Riding the Bullet
- Cover of the original e-book release
- Author: Stephen King
- Language: English
- Genre: Horror
- Published in: Everything's Eventual
- Publication date: March 14, 2000
- Publication place: United States
- Media type: e-book, print (hardcover)

= Riding the Bullet =

2000 novella by Stephen King

Riding the Bullet is a horror novella by American writer Stephen King. It marked King's debut on the Internet. Simon & Schuster, with technology by SoftLock, first published Riding the Bullet in 2000 as the world's first mass-market e-book, available for download at $2.50. That year, the novella was nominated for the Bram Stoker Award for Superior Achievement in Long Fiction and the International Horror Guild Award for Best Long Form. In 2002, the novella was included in King's collection Everything's Eventual.

==Publication==
During the first 24 hours, over 400,000 copies of Riding the Bullet were downloaded, jamming SoftLock's server. Some Stephen King fans waited hours for the download.

With over 500,000 downloads, Stephen King seemed to pave the way for the future of publishing. The actual number of readers was unclear because the encryption caused countless computers to crash.

The total financial gross of the electronic publication remains uncertain. Initially offered at $2.50 by SoftLock and then Simon & Schuster, it was later available free for download from Amazon and Barnes & Noble.

In 2009, Lonely Road Books announced the impending release of Riding the Bullet: The Deluxe Special Edition Double, by Stephen King and Mick Garris, as an oversized slipcased hardcover bound in the flip book or tête-bêche format (like an Ace Double) featuring the novella Riding the Bullet, the original script for the eponymous 2004 film by Mick Garris, and artwork by Alan M. Clark and Bernie Wrightson. The book was available in three editions:
- Collector's Gift Edition: limited to 3000 slipcased copies (not signed)
- Limited Edition of 500 copies (signed by Mick Garris and the artist)
- Lettered Edition of 52 copies (signed by Stephen King)

==Plot summary==

Alan Parker is a student at the University of Maine who is trying to find himself. He gets a call from a neighbor in his hometown of Lewiston, telling him that his mother has been taken to the hospital after having a stroke. Lacking a functioning car, Parker decides to hitchhike the 120 miles (200 km) south to visit his mother.

He ends up riding with an old man who continually tugs at his crotch in a car that stinks of urine. Eventually frightened and glad to escape the vehicle, Alan starts walking, hitchhiking his next ride. Coming upon a graveyard, he begins to explore it and notices a headstone for a stranger named George Staub, which reads: "Well Begun, Too Soon Done". Sure enough, the next car to pick him up is driven by George Staub, complete with black stitches around his neck where his head had been sewn on after being severed and wearing a button saying, "I Rode The Bullet At Thrill Village, Laconia."

During the ride, George talks to Alan about the amusement park ride he was too scared to ride as a kid: The Bullet in Thrill Village, Laconia, New Hampshire. George tells Alan that before they reach the lights of town, Alan must choose who goes on the death ride with George: Alan or his mother. In a moment of fright, Alan saves himself and tells him: "Take her. Take my mother."

George shoves Alan out of the car. Alan reappears alone at the graveyard, wearing the "I Rode the Bullet at Thrill Village" button. He eventually reaches the hospital, where he learns that despite his guilt and the impending feeling that his mother is dead or will die any moment, she is fine.

Alan takes the button and treasures it as a good (or bad) luck charm. His mother returns to work. Alan graduates and takes care of his mother for several years, and she suffers another stroke.
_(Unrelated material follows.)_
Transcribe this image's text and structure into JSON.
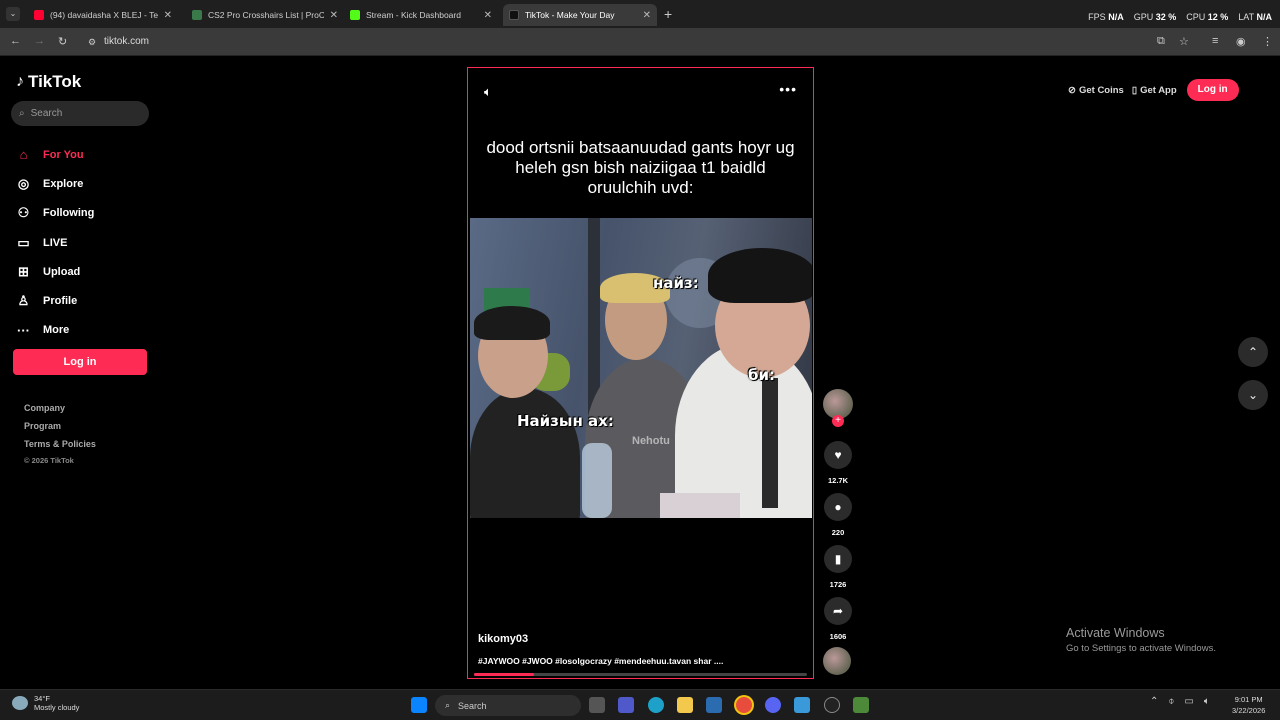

One day, Alan loses the button and receives a phone call; he knows what the call is about. He finds the button underneath his mother's bed and, after a final moment of sadness, guilt, and meditation, decides to carry on. His mother's "ride" is over.

==Film==
A movie adaptation of the story, starring Jonathan Jackson, Barbara Hershey and David Arquette, was released in 2004.

==Reception==
F&SF (The Magazine of Fantasy & Science Fiction) reviewer Charles de Lint praised the novella as "a terrific story, highlighting King's gift for characterization and his sheer narrative drive."

In contrast, The New York Times Christopher Lehmann-Haupt, who read the book in both available online formats (computer download and an e-book supplied by the publisher, neither of which permitted a user to print out a copy), was more critical. He disliked reading digital content on a backlit monitor ("I was also restlessly aware of the unusual effort it was taking to read onscreen") and the book's content ("after getting off to such a strong start, Mr. King writes himself into a corner that makes Alan's scary adventure seem something of a shaggy dog story"). He concluded: "reading 'Riding the Bullet,' I sorely missed the solidity of good old print on paper. And who knows, maybe old-fashioned print would have made Mr. King's story seem a little more substantial?"